|Title||On the Bayesian treed multivariate Gaussian process with linear model of coregionalization|
|Publication Type||Journal Article|
|Year of Publication||2014|
|Authors||Konomi BA, Karagiannis G, Lin G|
|Journal||Journal of Statistical Planning and Inference|
|Type of Article||Journal Article dcm|
|Keywords||Bayesian treed Gaussian process, Linear model of coregionalization, Markov chain Monte Carlo, multivariate Gaussian process|
The Bayesian treed multivariate Gaussian process (BTMGP) and Bayesian treed Gaussian process (BTGP) provide straightforward mechanisms for emulating non-stationary multivariate computer codes that alleviate computational demands by fitting models locally. Here, we show that the existing BTMGP performs acceptably when the output variables are dependent but unsatisfactory when they are independent while the BTGP performs contrariwise.

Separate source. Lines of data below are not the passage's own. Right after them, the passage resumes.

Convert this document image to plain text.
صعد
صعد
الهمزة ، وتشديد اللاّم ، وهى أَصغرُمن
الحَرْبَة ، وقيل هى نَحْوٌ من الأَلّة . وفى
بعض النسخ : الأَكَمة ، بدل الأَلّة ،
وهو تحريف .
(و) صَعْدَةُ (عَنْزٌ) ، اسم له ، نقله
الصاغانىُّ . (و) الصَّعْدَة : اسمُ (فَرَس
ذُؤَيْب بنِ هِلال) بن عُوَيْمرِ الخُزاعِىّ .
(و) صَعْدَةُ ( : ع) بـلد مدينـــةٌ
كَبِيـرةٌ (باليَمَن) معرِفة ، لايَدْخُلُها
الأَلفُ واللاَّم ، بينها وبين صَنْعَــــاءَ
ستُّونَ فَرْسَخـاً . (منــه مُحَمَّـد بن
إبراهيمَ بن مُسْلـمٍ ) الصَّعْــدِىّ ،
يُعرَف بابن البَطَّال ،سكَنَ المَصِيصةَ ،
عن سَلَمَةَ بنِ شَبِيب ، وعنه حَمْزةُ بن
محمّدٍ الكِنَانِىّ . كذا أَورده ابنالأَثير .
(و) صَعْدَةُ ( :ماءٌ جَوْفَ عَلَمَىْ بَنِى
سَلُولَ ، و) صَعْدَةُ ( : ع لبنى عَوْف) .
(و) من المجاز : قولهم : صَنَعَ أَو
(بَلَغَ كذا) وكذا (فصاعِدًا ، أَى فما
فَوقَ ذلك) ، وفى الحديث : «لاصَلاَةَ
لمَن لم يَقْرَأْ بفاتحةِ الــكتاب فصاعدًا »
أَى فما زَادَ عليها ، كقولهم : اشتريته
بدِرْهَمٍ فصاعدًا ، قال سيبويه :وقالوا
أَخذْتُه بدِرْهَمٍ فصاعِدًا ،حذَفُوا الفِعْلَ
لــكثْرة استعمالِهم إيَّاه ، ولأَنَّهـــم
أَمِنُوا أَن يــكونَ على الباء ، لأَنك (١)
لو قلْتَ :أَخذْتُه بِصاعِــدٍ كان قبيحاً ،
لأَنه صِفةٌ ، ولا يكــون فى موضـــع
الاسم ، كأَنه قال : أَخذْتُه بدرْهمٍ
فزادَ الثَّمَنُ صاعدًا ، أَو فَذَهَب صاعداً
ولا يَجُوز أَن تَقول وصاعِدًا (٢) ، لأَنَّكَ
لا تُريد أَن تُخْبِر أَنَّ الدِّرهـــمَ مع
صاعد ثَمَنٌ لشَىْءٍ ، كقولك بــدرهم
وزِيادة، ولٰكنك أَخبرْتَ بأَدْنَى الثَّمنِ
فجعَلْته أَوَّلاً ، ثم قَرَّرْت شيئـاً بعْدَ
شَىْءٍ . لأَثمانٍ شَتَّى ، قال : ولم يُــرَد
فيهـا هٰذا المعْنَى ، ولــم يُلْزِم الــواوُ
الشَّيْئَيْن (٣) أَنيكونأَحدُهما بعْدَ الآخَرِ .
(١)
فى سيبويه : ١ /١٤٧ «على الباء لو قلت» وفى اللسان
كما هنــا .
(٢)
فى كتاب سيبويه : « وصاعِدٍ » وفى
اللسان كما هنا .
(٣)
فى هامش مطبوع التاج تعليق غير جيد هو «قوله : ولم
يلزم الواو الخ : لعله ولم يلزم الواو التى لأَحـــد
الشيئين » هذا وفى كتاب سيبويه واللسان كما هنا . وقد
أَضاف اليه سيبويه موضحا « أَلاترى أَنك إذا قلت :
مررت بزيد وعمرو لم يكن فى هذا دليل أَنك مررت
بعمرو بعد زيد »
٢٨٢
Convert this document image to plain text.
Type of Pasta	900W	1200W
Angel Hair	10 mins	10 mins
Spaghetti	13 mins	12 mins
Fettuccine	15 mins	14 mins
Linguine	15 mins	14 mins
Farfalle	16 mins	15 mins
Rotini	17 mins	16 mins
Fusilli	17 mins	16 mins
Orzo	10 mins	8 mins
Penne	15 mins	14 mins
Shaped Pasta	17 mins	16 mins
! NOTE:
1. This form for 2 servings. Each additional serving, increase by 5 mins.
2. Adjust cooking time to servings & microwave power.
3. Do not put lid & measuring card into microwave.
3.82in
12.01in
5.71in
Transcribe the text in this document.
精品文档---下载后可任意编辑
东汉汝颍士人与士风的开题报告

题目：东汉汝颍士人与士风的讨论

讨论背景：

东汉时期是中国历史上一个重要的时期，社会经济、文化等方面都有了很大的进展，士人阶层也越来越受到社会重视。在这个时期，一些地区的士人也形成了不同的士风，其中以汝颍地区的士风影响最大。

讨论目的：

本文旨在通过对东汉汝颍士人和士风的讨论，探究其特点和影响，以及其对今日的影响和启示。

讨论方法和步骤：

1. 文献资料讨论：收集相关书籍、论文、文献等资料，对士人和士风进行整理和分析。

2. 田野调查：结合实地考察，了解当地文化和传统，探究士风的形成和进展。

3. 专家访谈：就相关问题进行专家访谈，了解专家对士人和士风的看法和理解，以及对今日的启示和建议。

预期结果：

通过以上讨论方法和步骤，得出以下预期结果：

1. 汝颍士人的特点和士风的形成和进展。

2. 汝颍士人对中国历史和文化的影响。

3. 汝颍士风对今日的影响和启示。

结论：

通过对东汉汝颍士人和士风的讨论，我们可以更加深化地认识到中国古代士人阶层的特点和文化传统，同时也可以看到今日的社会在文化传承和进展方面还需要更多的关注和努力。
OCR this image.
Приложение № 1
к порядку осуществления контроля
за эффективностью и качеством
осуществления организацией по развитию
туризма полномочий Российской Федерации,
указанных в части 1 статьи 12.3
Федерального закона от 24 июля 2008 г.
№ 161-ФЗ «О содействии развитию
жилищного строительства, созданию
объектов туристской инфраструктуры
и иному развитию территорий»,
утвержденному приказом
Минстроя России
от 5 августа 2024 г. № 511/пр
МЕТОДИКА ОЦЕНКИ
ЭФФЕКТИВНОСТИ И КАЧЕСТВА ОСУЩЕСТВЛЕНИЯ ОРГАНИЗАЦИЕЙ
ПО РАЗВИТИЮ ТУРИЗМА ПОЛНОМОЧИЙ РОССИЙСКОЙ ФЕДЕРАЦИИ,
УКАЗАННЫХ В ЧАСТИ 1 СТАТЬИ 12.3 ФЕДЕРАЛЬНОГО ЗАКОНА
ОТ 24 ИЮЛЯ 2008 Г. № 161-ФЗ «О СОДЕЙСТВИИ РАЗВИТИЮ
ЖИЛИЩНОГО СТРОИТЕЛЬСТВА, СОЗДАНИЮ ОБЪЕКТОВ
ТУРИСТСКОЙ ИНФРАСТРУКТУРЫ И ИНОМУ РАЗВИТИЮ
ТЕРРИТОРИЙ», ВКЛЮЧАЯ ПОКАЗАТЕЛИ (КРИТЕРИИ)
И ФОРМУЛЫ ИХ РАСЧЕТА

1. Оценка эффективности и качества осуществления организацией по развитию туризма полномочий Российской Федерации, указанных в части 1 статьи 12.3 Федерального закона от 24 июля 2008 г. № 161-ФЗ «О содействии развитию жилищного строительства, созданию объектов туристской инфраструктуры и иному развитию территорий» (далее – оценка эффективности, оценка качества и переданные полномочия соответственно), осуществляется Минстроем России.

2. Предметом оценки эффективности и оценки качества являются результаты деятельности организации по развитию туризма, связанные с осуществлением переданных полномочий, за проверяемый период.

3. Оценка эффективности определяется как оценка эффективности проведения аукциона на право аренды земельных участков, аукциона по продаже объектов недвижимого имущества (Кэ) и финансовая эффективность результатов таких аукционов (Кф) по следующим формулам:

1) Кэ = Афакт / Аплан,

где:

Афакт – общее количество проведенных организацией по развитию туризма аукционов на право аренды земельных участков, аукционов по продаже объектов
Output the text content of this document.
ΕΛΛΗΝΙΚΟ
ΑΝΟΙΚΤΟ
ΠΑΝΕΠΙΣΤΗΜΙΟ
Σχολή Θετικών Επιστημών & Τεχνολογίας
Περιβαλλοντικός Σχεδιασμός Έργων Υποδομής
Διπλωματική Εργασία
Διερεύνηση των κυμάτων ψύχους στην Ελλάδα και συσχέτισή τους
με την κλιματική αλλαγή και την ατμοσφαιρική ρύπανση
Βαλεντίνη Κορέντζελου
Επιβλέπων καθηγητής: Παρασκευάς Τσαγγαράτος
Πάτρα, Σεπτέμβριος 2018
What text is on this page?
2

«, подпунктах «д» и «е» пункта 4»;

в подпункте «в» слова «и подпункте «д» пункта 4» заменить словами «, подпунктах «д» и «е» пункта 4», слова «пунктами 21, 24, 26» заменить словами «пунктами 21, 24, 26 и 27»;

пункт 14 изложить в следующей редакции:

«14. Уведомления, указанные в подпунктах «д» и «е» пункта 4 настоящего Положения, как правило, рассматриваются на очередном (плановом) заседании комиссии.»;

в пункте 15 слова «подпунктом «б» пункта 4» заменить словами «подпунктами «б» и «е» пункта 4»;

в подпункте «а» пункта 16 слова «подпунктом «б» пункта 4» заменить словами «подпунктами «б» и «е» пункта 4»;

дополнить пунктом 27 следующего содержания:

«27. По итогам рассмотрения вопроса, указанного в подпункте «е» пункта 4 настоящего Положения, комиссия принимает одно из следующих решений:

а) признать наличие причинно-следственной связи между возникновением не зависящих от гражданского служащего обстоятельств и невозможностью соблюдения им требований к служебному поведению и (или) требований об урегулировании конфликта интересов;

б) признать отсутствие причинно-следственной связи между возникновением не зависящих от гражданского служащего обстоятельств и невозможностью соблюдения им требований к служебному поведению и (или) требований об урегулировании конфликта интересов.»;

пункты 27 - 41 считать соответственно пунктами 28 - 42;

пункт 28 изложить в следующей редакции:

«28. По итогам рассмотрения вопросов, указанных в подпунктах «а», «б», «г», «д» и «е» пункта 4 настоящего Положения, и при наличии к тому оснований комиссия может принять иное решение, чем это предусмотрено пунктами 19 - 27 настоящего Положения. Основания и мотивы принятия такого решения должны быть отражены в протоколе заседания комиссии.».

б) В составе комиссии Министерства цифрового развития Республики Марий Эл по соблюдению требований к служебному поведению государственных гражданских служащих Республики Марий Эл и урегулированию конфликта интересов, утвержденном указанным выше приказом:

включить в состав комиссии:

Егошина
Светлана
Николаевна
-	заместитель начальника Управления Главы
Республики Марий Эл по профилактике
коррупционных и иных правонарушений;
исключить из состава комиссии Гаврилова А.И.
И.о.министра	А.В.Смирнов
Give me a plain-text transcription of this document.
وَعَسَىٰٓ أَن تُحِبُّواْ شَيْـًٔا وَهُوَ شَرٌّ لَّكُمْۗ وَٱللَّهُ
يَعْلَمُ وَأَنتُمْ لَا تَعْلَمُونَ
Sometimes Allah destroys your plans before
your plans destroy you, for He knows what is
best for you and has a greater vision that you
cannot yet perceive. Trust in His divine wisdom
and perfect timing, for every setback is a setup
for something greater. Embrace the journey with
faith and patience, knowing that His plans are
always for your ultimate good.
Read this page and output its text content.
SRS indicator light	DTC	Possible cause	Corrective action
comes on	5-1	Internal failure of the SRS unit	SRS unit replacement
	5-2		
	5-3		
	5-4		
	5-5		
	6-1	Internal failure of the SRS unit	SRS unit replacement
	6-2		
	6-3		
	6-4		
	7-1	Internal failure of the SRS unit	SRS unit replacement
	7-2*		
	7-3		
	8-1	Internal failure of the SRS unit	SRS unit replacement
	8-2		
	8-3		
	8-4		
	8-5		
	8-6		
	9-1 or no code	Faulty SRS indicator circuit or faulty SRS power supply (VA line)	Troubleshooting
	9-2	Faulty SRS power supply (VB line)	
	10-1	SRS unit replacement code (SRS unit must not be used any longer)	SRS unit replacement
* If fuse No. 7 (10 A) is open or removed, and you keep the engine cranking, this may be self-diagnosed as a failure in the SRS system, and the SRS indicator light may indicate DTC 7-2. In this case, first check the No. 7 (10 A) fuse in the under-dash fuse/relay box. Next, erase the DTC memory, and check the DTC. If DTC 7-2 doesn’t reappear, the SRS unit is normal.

We develop the BTMGP with linear model of coregionalization (LMC) cross-covariance, an extension of the BTMGP, that gives satisfactory fitting compared to the other two emulators regardless of whether the output variables are locally dependent. The proposed BTMGP is able to locally model more complex and realistic cross-covariance functions. The conditional representation of LMC in combination with the right choice of the prior distributions allow us to improve the MCMC mixing and invert smaller matrices in the Bayesian inference. We illustrate our empirical results and the performance of the proposed method through artificial examples, and one application to the multiphase flow in a full scale regenerator of a carbon capture unit.